Once the connection is enabled, your application can redirect users straight to GitHub by including the connection query parameter on the standard /authorize request:

https://{YOUR_DOMAIN}/authorize ?client_id={YOUR_CLIENT_ID} &response_type=code &redirect_uri={YOUR_APP_CALLBACK} &scope=openid%20profile%20email &state={RANDOM_STATE} &connection=github

If you omit connection, the Universal Login screen is shown and GitHub appears as one of the available sign-in options (provided the connection is enabled for the Client). See OAuth Flows: Authorization Code for the full request reference.

Test the connection

  1. From the Faable Auth Dashboard, open your GitHub connection and click Try Connection (or trigger a login from your app with connection=github).
  2. You’ll be redirected to GitHub’s authorization page showing the application name, requested scopes, and a Authorize button.
  3. After authorizing, GitHub redirects back to https://{YOUR_DOMAIN}/callback. Faable Auth exchanges the code, fetches the profile, provisions or updates the user, and finally redirects to your application’s redirect_uri with an authorization code (or tokens, depending on the response type you requested).
  4. Confirm in the Dashboard’s Users view that the new user exists and that the identity is linked to the github connection.

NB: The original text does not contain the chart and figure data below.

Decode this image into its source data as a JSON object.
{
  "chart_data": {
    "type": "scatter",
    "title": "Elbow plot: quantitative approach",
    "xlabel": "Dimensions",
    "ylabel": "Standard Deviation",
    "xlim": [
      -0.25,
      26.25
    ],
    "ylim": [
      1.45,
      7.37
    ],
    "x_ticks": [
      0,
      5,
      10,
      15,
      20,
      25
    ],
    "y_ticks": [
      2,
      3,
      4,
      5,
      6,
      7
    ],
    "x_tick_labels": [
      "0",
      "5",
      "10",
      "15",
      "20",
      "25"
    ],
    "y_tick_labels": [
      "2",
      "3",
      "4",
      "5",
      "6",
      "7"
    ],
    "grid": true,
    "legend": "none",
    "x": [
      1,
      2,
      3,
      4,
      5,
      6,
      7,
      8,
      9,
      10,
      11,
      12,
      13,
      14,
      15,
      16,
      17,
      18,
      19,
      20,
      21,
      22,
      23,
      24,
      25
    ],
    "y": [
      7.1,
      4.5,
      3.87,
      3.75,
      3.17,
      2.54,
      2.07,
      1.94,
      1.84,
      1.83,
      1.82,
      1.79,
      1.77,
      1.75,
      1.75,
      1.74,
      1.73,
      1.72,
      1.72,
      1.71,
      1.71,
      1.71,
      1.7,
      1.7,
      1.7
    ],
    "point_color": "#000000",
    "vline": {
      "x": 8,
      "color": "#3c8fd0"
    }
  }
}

Revoke or rotate credentials

  • Rotate the client secret: Generate a new secret on GitHub, paste it into the Faable Auth connection’s Client Secret field, and save. Existing user sessions are unaffected — only new sign-in attempts need the updated secret.
  • Revoke a user’s grant: GitHub users can revoke access at any time from github.com/settings/applications . Doing so does not log them out of your app — Faable Auth’s session remains valid until it expires — but they will need to re-consent the next time they sign in via GitHub.
  • Delete the OAuth App: Removes access for everyone. Disable the Faable Auth connection at the same time so users aren’t routed to a broken upstream.

Troubleshooting

SymptomLikely cause
redirect_uri_mismatch from GitHubThe Authorization callback URL on the GitHub OAuth App doesn’t match https://{YOUR_DOMAIN}/callback exactly (scheme, host, path, trailing slash).
Cannot fetch accessToken error from Faable AuthClient ID / Client Secret on the connection don’t match the values on GitHub, or the secret has been regenerated and not updated in Faable Auth.
Login succeeds but email is empty on the userThe connection is missing the user:email scope, or the user has no verified email on GitHub. Re-check the connection scope list and the user’s GitHub email settings.
Organization members hit a “this app needs approval” page on GitHubThe GitHub organization enforces OAuth App access restrictions. An organization owner must approve the OAuth App.
Provider mapper cannot obtain a valid id for userThe /user response is missing id. Almost always means the access token request actually returned an error body — check the auth service logs.